Bazen görünen bilinen şeylerin tekrar tekrar yüksek sesle söylenmesi gerekiyor. Onları, normalliklerinden çıkarmamız gerekiyor. Belki hepimiz farkındayız sözlü ya da yazılı basında, televizyonda, reklâmlarda, dizilerde neyin, niçin yapıldığının. Belki de bu haberleri, reklâmları, dizileri yazan insanlar ne yaptığının farkında değil, ama farkında olsak da olmasak da kadını bu tür verili algılar üzerinden yansıtma ya da şiddete bu tür nedenler (yoksulluk, işsizlik, kocalık hakkı vb.) bulma ve öyküleştirme, şiddeti ve var olan kadın algısını meşrulaştıran, doğallaştıran ve yeniden üreten bir mekanizmaya hizmet eder. Ben bunu sorunlaştırmazsam “aman canım biliyoruz zaten medyanın neyi, neden yazdığını, kime hitap ettikleri de belli zaten bunların” deyip geçersem, o zaman o tanımlama orada kalakalır ve günlük dil içinde öyle sağlam bir yer alır ki, o algıyı yıkmak imkânsızlaşır. Şunu görüyorum: İki yönlü akan bir nehir; dilin üzerinde bir etkim varsa, dilin de benim düşünce ve var oluş biçimimde bir etkisi var. Dilin ne kadar kudretli olduğunu, kişiler üzerinde ne kadar büyük bir etkisi olduğunu göz ardı ediyoruz.

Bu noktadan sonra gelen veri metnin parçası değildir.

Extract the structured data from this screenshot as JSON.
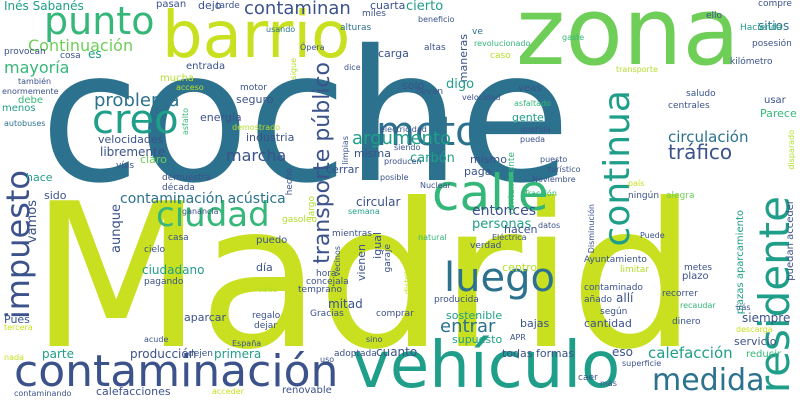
{
  "colors": {
    "background": "#ffffff",
    "palette": [
      "#2c728e",
      "#1f9e89",
      "#35b779",
      "#6ece58",
      "#b5de2b",
      "#c8e020",
      "#3b528b",
      "#482878",
      "#440154"
    ]
  },
  "words": {
    "coche": "coche",
    "madrid": "Madrid",
    "zona": "zona",
    "barrio": "barrio",
    "vehiculo": "vehículo",
    "calle": "calle",
    "contaminacion": "contaminación",
    "residente": "residente",
    "punto": "punto",
    "creo": "creo",
    "moto": "moto",
    "ciudad": "ciudad",
    "luego": "luego",
    "impuesto": "impuesto",
    "continua": "continua",
    "medida": "medida",
    "transporte_publico": "transporte público",
    "contaminan": "contaminan",
    "continuacion": "Continuación",
    "mayoria": "mayoría",
    "problema": "problema",
    "argumento": "argumento",
    "trafico": "tráfico",
    "circulacion": "circulación",
    "contaminacion_acustica": "contaminación acústica",
    "entrar": "entrar",
    "calefaccion": "calefacción",
    "entonces": "entonces",
    "personas": "personas",
    "marcha": "marcha",
    "ines_sabanes": "Inés Sabanés",
    "sitios": "sitios",
    "cierto": "cierto",
    "cuarta": "cuarta",
    "miles": "miles",
    "dejo": "dejo",
    "tarde": "tarde",
    "pasan": "pasan",
    "ello": "ello",
    "compre": "compre",
    "hacienda": "Hacienda",
    "posesion": "posesión",
    "kilometro": "kilómetro",
    "gaste": "gaste",
    "caso": "caso",
    "ve": "ve",
    "beneficio": "beneficio",
    "revolucionado": "revolucionado",
    "altas": "altas",
    "carga": "carga",
    "maneras": "maneras",
    "opera": "Ópera",
    "alturas": "alturas",
    "usando": "usando",
    "provocan": "provocan",
    "cosa": "cosa",
    "es": "es",
    "tambien": "también",
    "enormemente": "enormemente",
    "debe": "debe",
    "menos": "menos",
    "autobuses": "autobuses",
    "mucha": "mucha",
    "entrada": "entrada",
    "dice": "dice",
    "sigue": "sigue",
    "solo": "solo",
    "digo": "digo",
    "llevan": "llevan",
    "velocidad": "velocidad",
    "transporte": "transporte",
    "usar": "usar",
    "parece": "Parece",
    "saludo": "saludo",
    "centrales": "centrales",
    "disparado": "disparado",
    "motor": "motor",
    "seguro": "seguro",
    "acceso": "acceso",
    "asfalto": "asfalto",
    "asfaltado": "asfaltado",
    "veas": "veas",
    "gente": "gente",
    "querida": "querida",
    "pueda": "pueda",
    "energia": "energía",
    "demostrado": "demostrado",
    "industria": "industria",
    "electricidad": "electricidad",
    "velocidades": "velocidades",
    "claro": "claro",
    "vias": "vías",
    "libremente": "libremente",
    "demuestra": "demuestra",
    "decada": "década",
    "misma": "misma",
    "carbon": "carbón",
    "limpias": "limpias",
    "siendo": "siendo",
    "producen": "producen",
    "posible": "posible",
    "mismo": "mismo",
    "puesto": "puesto",
    "turistico": "turístico",
    "noviembre": "Noviembre",
    "hace": "hace",
    "sido": "sido",
    "ganancia": "ganancia",
    "hecho": "hecho",
    "cerrar": "cerrar",
    "paga": "paga",
    "nuclear": "Nuclear",
    "contaminante": "contaminante",
    "traccion": "Tracción",
    "pais": "país",
    "ningun": "ningún",
    "alegra": "alegra",
    "vamos": "vamos",
    "aunque": "aunque",
    "circular": "circular",
    "largo": "largo",
    "semana": "semana",
    "hacen": "hacen",
    "electrica": "Eléctrica",
    "datos": "datos",
    "disminucion": "Disminución",
    "puede": "Puede",
    "plazas_aparcamiento": "plazas aparcamiento",
    "puedan_acceder": "puedan acceder",
    "gasoleo": "gasoleo",
    "mientras": "mientras",
    "natural": "natural",
    "verdad": "verdad",
    "cielo": "cielo",
    "casa": "casa",
    "puedo": "puedo",
    "pagando": "pagando",
    "ciudadano": "ciudadano",
    "dia": "día",
    "vecinos": "vecinos",
    "vienen": "vienen",
    "igual": "igual",
    "garaje": "garaje",
    "centro": "centro",
    "ayuntamiento": "Ayuntamiento",
    "limitar": "limitar",
    "metes": "metes",
    "plazo": "plazo",
    "temprano": "temprano",
    "hora": "hora",
    "concejala": "concejala",
    "mitad": "mitad",
    "contaminado": "contaminado",
    "anado": "añado",
    "alli": "allí",
    "segun": "según",
    "recorrer": "recorrer",
    "recaudar": "recaudar",
    "dinero": "dinero",
    "descarga": "descarga",
    "siempre": "siempre",
    "ires": "irás",
    "servicio": "servicio",
    "reducir": "reducir",
    "pues": "Pues",
    "tercera": "tercera",
    "cada": "cada",
    "regalo": "regalo",
    "aparcar": "aparcar",
    "dejar": "dejar",
    "gracias": "Gracias",
    "producida": "producida",
    "comprar": "comprar",
    "distrito": "distrito",
    "sostenible": "sostenible",
    "bajas": "bajas",
    "cantidad": "cantidad",
    "supuesto": "supuesto",
    "parte": "parte",
    "produccion": "producción",
    "primera": "primera",
    "cuanto": "cuanto",
    "todas_formas": "todas formas",
    "eso": "eso",
    "nada": "nada",
    "acude": "acude",
    "dejen": "dejen",
    "espana": "España",
    "adoptada": "adoptada",
    "sino": "sino",
    "apr": "APR",
    "uso": "uso",
    "calefacciones": "calefacciones",
    "acceder": "acceder",
    "renovable": "renovable",
    "caer": "caer",
    "mas": "más",
    "superficie": "superficie",
    "contaminando": "contaminando"
  }
}
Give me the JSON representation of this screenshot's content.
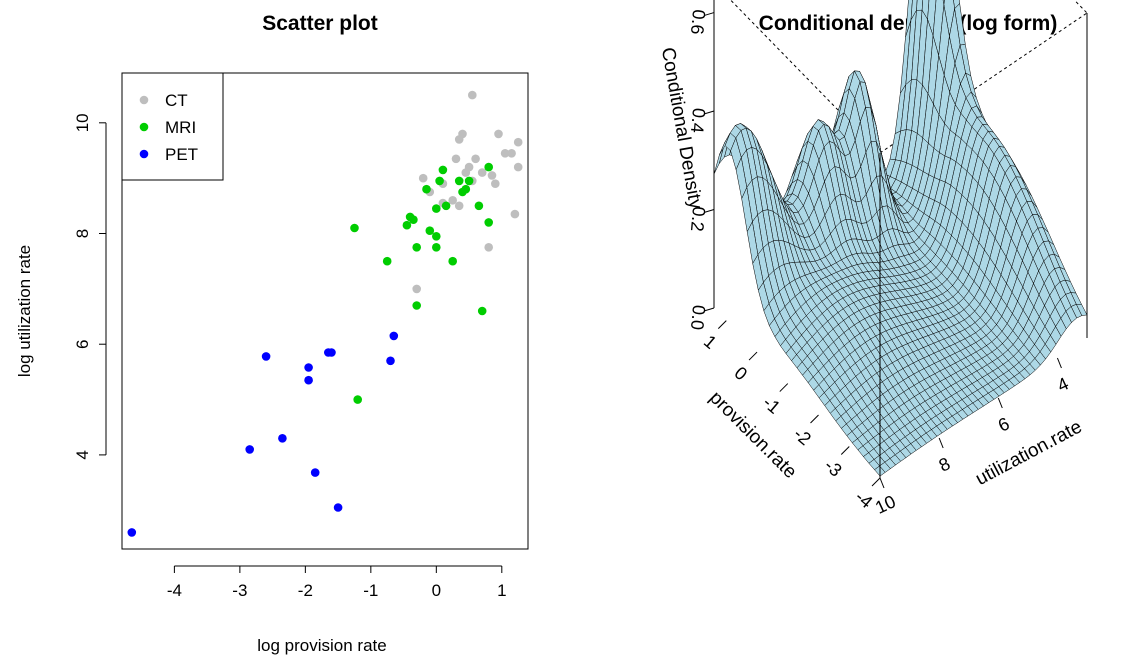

Reklamlar da bu dilin yeniden üretildiği ürünler. Reklâmlarda önemli olan mesaj vermek, bir fikri kitlelere aktarmak tabi, bu hep böyle anlaşıldı. Önemli olan ne anlattığın; nasıl anlattığın değil. Neyi anlattığı kadar, nasıl anlattığını da önemsedim. Bu nedenle ben reklamların diline de takılıyorum. Bunun amacı kadının insan hakları ihlâllerini teşhirine ve kadınların, cinsiyetlerinden ötürü ayrımcılığa uğramadıkları bir dil oluşturulması, kadınların kurban, zavallı mağdur, cinsel nesne, kutsal ana, namus simgesi, vb. geleneksel roller çerçevesinde, erkeklere bağımlı olarak sunulmasının engellenmesidir. Örneğin, Huggies’in kızlara ve erkeklere özel bezinin tanıtım reklamı. Birbirinden farklı boşaltım sistemi organına sahip olan bebeklere özel üretilmiş bezleri, toplumda var olan kadın ve erkek rolleri üzerinden anlatmak. En başından farklı cinsel organlara sahip olmak, size kadın ve erkek olma fıtratı veriyormuş gibi sunmak. Sizi de rahatsız etmiyor mu? Bir başka örnek Toyota’nın başı özgürlükçü, sonu yine evlilik ve çocukla biten reklamı. Reklam, oyuncak bebek de olsa bir kadının bağlarından kurtulup ‘bekle hayat geliyoruz’ diye isyanı ile başlarken, sonunda kadının mutluluğu Romeo’sunu bulup, ondan bir çocuk yapmakla bitiyor. Başka bir deyişle, reklamı her gördüğümde “kadınların beklediği hayat bu mudur?” diye sormadan edemiyorum.
Benim iddiam neden ezber bozan reklâmlar, filmler, diziler vb yapılmasın ki? Ezberi tekrar eden bu reklâmlar neden sorun edilmiyor ki? “Amaç kar elde etmek, kapitalist düzenin getirdiği kadın sömürüsü işte bunlar, ne bekliyorsun belgesel gibi eğitici mi olmasını” sorularının tam da farkında dediğimiz insanlardan gelmesi beni kahrediyor. Sen biliyorsun ben biliyorum ama Saramego’nun romanındaki körler gibi öyle farkında olduğumuz beyaz bir körlükte yaşıyoruz. Gören gözlerin gördüğünü görmemeyi tercih etmek anlaşılır bir şey değil benim için. Ve ben bunun için utanmadan söylüyorum: ben bir feministim.